Chapitre I : Premier compromis
« Cette année, j'en suis certain : je vais travailler d'arrache-pied ! »
En y repensant, ce n'était pas satisfaisant comme affirmation, vous ne trouvez pas ? Il y manquait un soupçon d'entrain, de vérité pour croire à mes propres mensonges.
Le fond de ma gorge me grattait, une gêne silencieuse, comme si l'air venait à manquer et pourtant j'étais sorti du bus bondé. D'un pas hésitant, j'allais là où tous les élèves semblaient aller. Sûrement le hall principal. Mon premier jour dans cette nouvelle école impliquait tant de découvertes : l'anxiété me mettait à mal. S'y mêlait une excitation indiscutable.

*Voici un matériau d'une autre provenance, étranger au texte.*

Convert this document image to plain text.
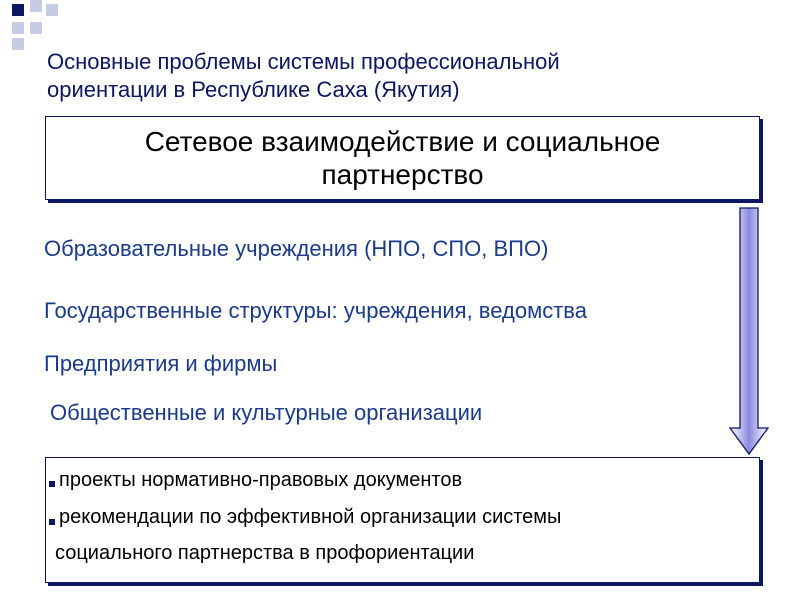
Основные проблемы системы профессиональной
ориентации в Республике Саха (Якутия)
Сетевое взаимодействие и социальное
партнерство
Образовательные учреждения (НПО, СПО, ВПО)
Государственные структуры: учреждения, ведомства
Предприятия и фирмы
Общественные и культурные организации
проекты нормативно-правовых документов
рекомендации по эффективной организации системы
социального партнерства в профориентации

Dans le but de me recentrer pour éviter une crise d'asthme, je délaissais la foule d'étudiants, me posais sur un banc qui jonchait l'allée principale. Tous avaient l'air pressé, certains paraissaient bien plus vieux que d'autres. Dans une école d'ingénieur, on croise des gens avec jusque cinq ans d'écart, ça en fait des différences. J'en profitais pour rehausser les plis de mon jean, et par la même occasion recoiffer les épis qui manifestaient sur ma tête. Quand on ne sait pas à quoi s'attendre, il vaut mieux se préparer le plus possible, autant éviter une entrée dérisoire. Certes je ne contrôlais pas toutes mes paroles, mais je choisissais - soigneusement, ce que les autres pouvaient voir. En parlant d'apparence, je jetai un coup d'œil à l'établissement et aperçus une tour sur le côté du bâtiment grisâtre, surélevée par rapport au reste. De la même couleur, le cylindre se mélangeait au bleu du ciel. Le vert manquait à l'appel, comme dans la plupart des villes.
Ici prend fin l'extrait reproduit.